Baptist Author: I Don’t Want Joshua Harris’ Foreword Ruining My Anti-Porn Book

A Southern Baptist pastor and seminary professor, angered by the recent revelation that author Joshua Harris is no longer a Christian, wants to remove Harris’ foreword from future editions of his book.

Pastor Heath Lambert was thrilled when the anti-dating Harris wrote the opening to his book Finally Free — aimed at Christians “struggling with pornography.” Harris wrote in the foreword that he had “read many books on the sexual purity (I’ve even written one myself), but this one is at the top of my list of favorites.”

Those words take on new meaning given that Harris has tried to apologize for his book I Kissed Dating Goodbye, recently separated from his wife, and now says he’s no longer a Christian.

Lambert, who remains in the place Harris used to be when it comes to talking about sex, asked his publishers to take immediate action:

When I learned of these realities, I knew there was no way for me to continue to have his forward be associated with my book. In Finally Free I am trying to be clear about a Christian approach to sexuality. Joshua’s recent actions and statements only confuse that attempt at clarity and will lead others astray.

I reached out to [publisher] Zondervan and asked that Joshua’s forward be removed from future publications of my book. They have agreed, and are taking immediate action to accommodate my request.

What we do know is that Joshua Harris is in absolute spiritual peril. He needs our love, and he needs our prayers. He has mine, and I trust he will have yours as well.

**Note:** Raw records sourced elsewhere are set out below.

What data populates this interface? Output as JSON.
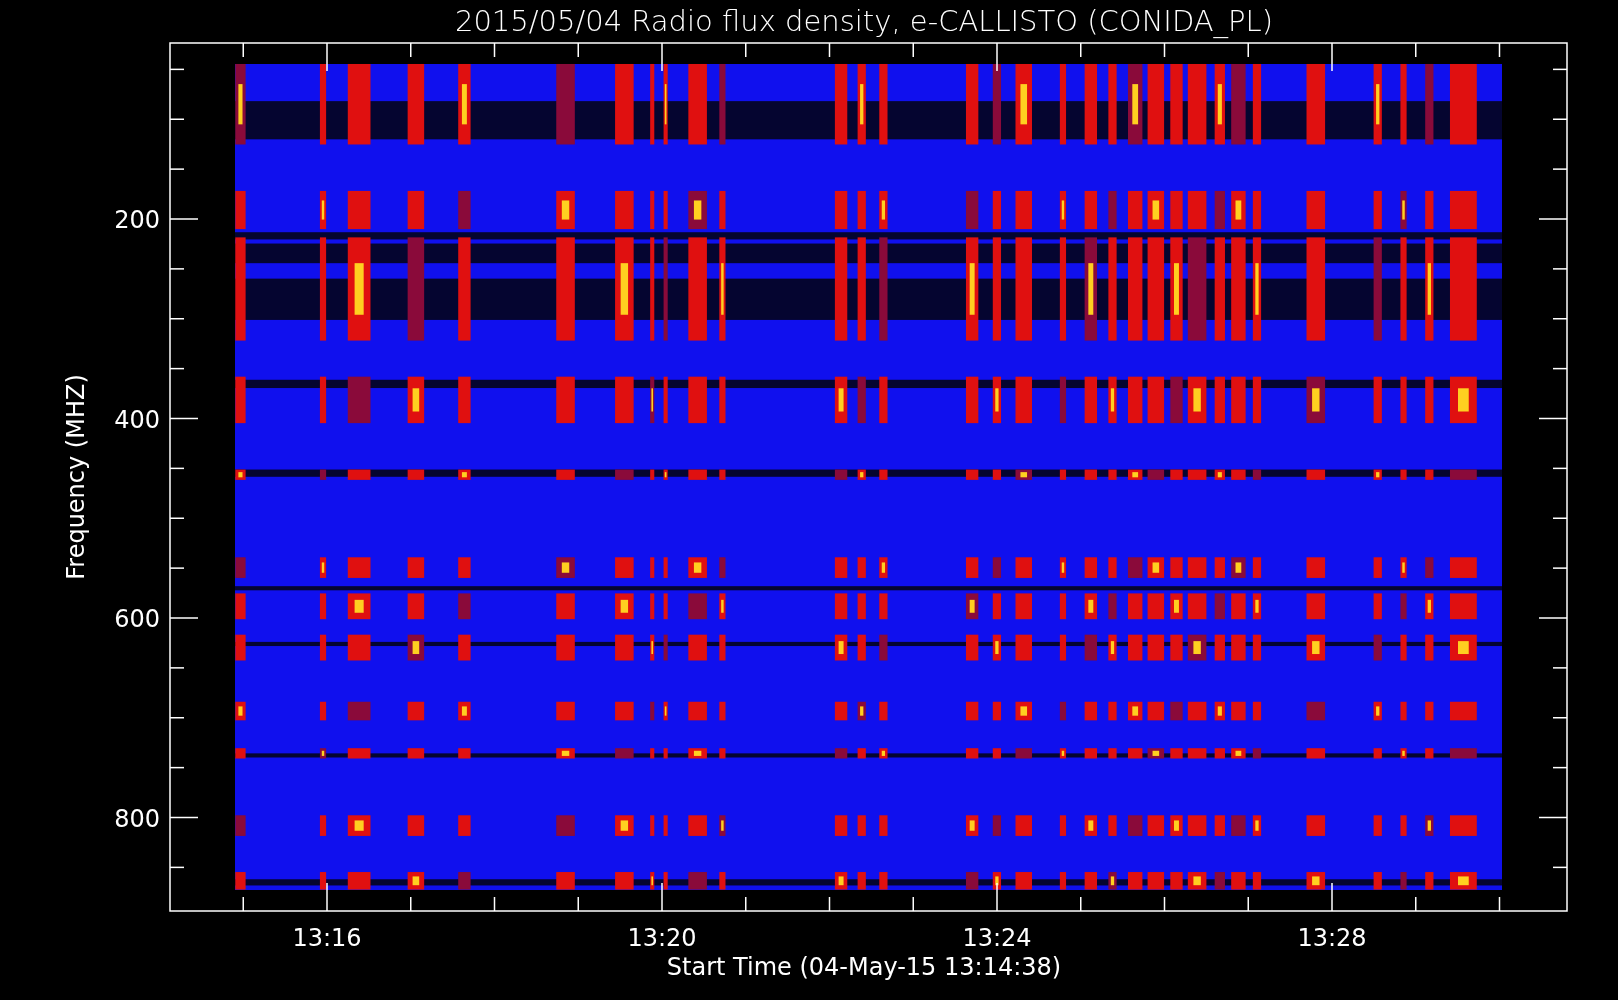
{
  "title": "2015/05/04  Radio flux density, e-CALLISTO (CONIDA_PL)",
  "y_axis": {
    "label": "Frequency (MHZ)",
    "ticks": [
      "200",
      "400",
      "600",
      "800"
    ]
  },
  "x_axis": {
    "label": "Start Time (04-May-15 13:14:38)",
    "ticks": [
      "13:16",
      "13:20",
      "13:24",
      "13:28"
    ]
  }
}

The move isn’t unprecedented, but it also suggests books are ever-changing documents that must constantly be updated. They’re not. What you say in them reflects the person you were at the time you wrote it, not who you will be forever. (Just ask the person who wrote a memoir at 22, only to release a new version at 25.)

Harris’ contribution clearly reflects the beliefs he had back then. They weren’t insincere at the time. But erasing them now is the wrong way to handle this. Instead of removing that foreword, it would be far more powerful for Lambert to leave it in, and include a page or two right after that addressing how he’d respond to Christians like Harris who have come to regret those beliefs.

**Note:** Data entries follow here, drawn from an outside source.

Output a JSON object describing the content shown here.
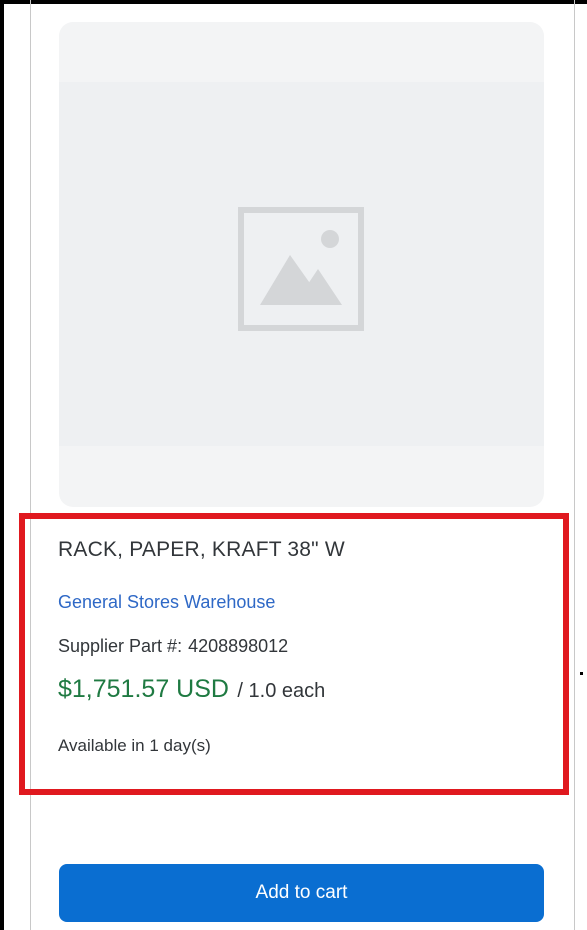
{
  "product": {
    "image_icon": "image-placeholder-icon",
    "title": "RACK, PAPER, KRAFT 38\" W",
    "supplier": "General Stores Warehouse",
    "part_label": "Supplier Part #:",
    "part_number": "4208898012",
    "price": "$1,751.57 USD",
    "per_unit": "/ 1.0 each",
    "availability": "Available in 1 day(s)"
  },
  "actions": {
    "add_to_cart_label": "Add to cart"
  },
  "colors": {
    "accent_blue": "#0a6ed1",
    "link_blue": "#2e68c6",
    "price_green": "#1f7a42",
    "highlight_red": "#e0191f",
    "image_bg": "#f3f4f5"
  }
}
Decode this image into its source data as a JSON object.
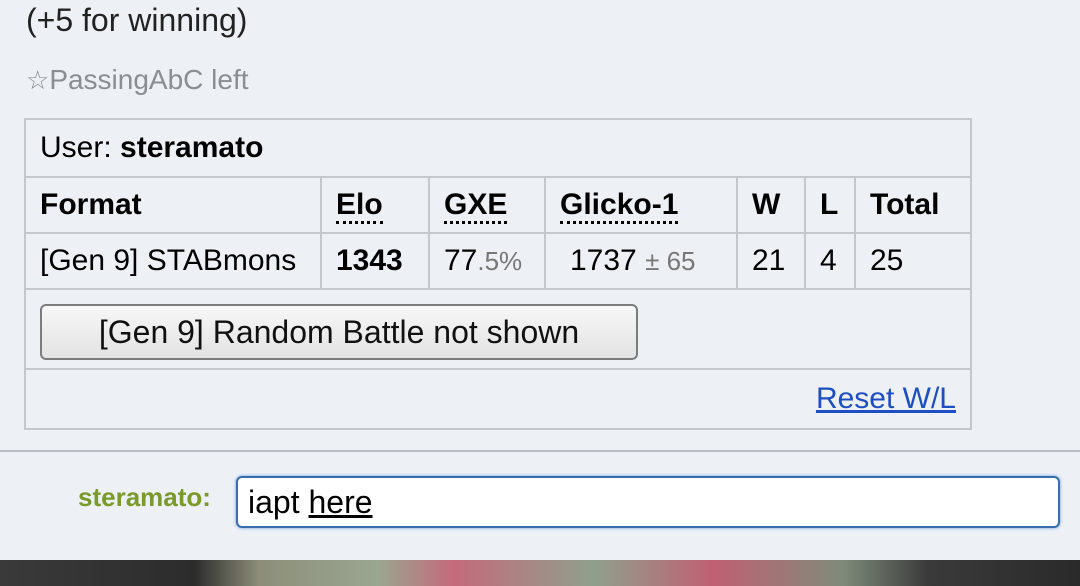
{
  "chat": {
    "win_line": "(+5 for winning)",
    "left_star": "☆",
    "left_text": "PassingAbC left"
  },
  "rank": {
    "user_label": "User: ",
    "user_name": "steramato",
    "headers": [
      "Format",
      "Elo",
      "GXE",
      "Glicko-1",
      "W",
      "L",
      "Total"
    ],
    "row": {
      "format": "[Gen 9] STABmons",
      "elo": "1343",
      "gxe_main": "77",
      "gxe_sub": ".5%",
      "glicko_main": "1737",
      "glicko_sub": "± 65",
      "w": "21",
      "l": "4",
      "total": "25"
    },
    "not_shown_button": "[Gen 9] Random Battle not shown",
    "reset_link": "Reset W/L"
  },
  "composer": {
    "name": "steramato:",
    "input_plain": "iapt ",
    "input_underlined": "here"
  }
}
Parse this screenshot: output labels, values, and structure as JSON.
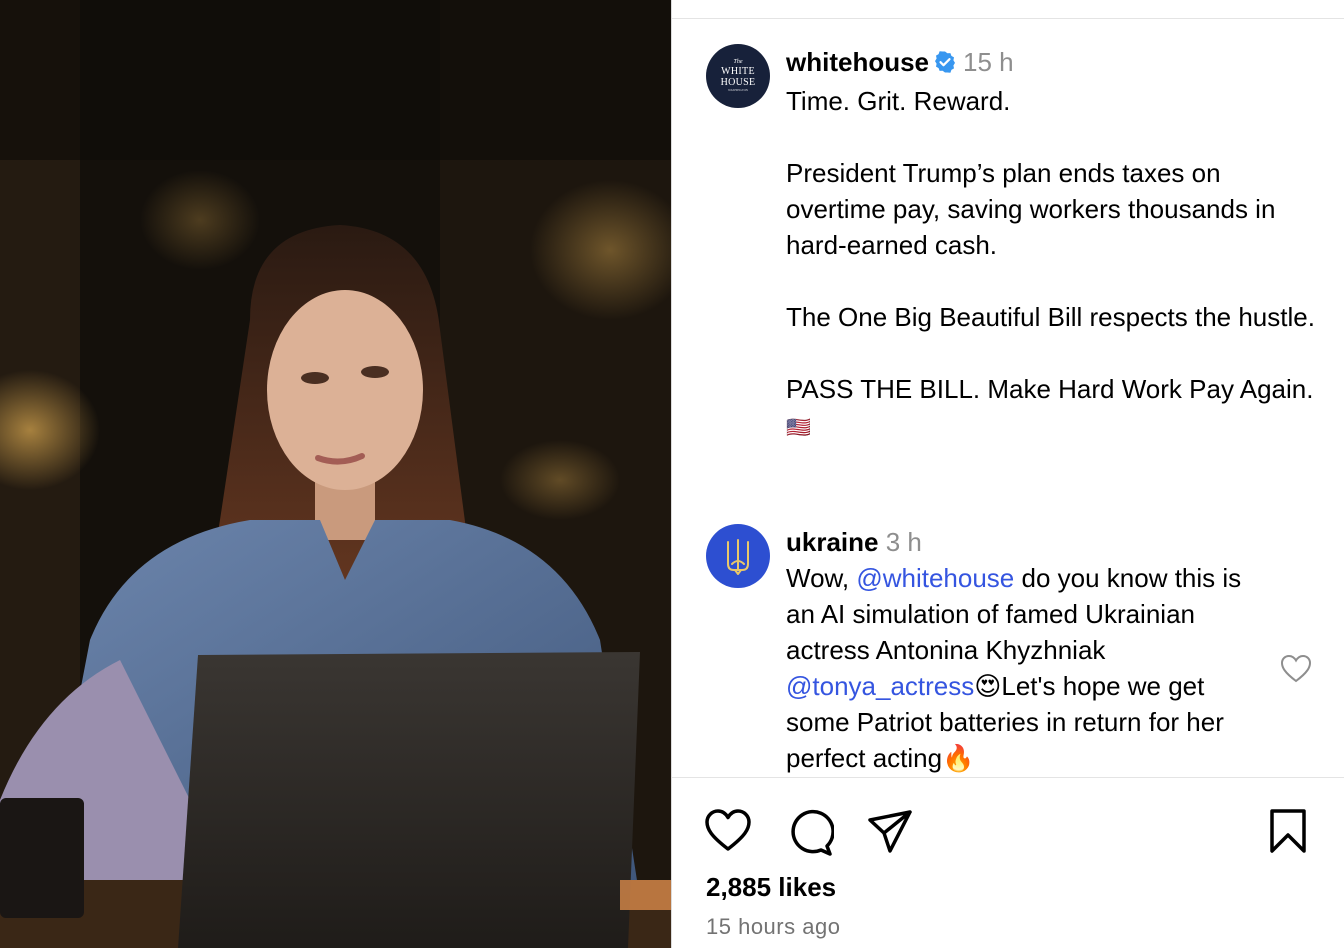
{
  "post": {
    "author": {
      "username": "whitehouse",
      "time": "15 h",
      "avatar_text": {
        "the": "The",
        "line1": "WHITE",
        "line2": "HOUSE",
        "sub": "WASHINGTON"
      },
      "verified_icon": "verified-badge-icon",
      "accent_color": "#3897f0"
    },
    "caption": {
      "line1": "Time. Grit. Reward.",
      "para2": "President Trump’s plan ends taxes on overtime pay, saving workers thousands in hard-earned cash.",
      "para3": "The One Big Beautiful Bill respects the hustle.",
      "para4_text": "PASS THE BILL. Make Hard Work Pay Again.",
      "para4_emoji": "🇺🇸"
    },
    "comment": {
      "username": "ukraine",
      "time": "3 h",
      "part1": "Wow, ",
      "mention1": "@whitehouse",
      "part2": " do you know this is an AI simulation of famed Ukrainian actress Antonina Khyzhniak ",
      "mention2": "@tonya_actress",
      "part3": "😍Let's hope we get some Patriot batteries in return for her perfect acting🔥",
      "like_icon": "heart-outline-icon"
    },
    "actions": {
      "icons": [
        "heart-icon",
        "comment-icon",
        "share-icon",
        "bookmark-icon"
      ]
    },
    "likes_text": "2,885 likes",
    "posted_ago": "15 hours ago",
    "media": {
      "description_icon": "video-frame"
    }
  }
}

Even for Christians, that would have been valuable.

Instead, Lambert wants to pretend Harris and people who think like him simply never existed. It’s a cowardly way out of an admittedly awkward situation.

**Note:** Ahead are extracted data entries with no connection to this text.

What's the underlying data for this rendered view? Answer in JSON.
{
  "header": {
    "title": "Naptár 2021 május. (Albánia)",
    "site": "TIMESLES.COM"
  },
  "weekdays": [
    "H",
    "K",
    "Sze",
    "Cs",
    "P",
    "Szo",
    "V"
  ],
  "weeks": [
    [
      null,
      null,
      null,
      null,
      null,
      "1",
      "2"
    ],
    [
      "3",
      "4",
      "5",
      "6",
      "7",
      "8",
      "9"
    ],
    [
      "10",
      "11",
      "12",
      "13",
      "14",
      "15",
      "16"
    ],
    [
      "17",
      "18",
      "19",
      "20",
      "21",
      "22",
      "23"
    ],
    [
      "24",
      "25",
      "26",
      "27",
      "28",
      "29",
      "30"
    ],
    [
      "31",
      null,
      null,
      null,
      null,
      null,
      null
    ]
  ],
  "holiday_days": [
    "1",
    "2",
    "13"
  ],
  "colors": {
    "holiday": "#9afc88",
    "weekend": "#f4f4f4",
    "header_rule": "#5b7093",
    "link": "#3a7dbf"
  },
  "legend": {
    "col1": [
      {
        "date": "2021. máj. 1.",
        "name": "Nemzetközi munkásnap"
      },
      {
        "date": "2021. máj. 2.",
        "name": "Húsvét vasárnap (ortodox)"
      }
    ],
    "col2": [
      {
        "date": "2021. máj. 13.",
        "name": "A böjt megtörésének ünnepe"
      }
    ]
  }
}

It also tells us a lot about what Lambert thinks of his readers. Does he seriously believe they’re going to read Harris’ Instagram post about his deconversion and suddenly decide they no longer believe in God either? Or that reading his foreword might start them on a slippery slope to dating (!) or atheism (!!) or watching adult content online (!!!)? That’s not how anything works. (Even Harris isn’t that influential.) Changing one’s beliefs is a long, arduous process that doesn’t occur in a vacuum.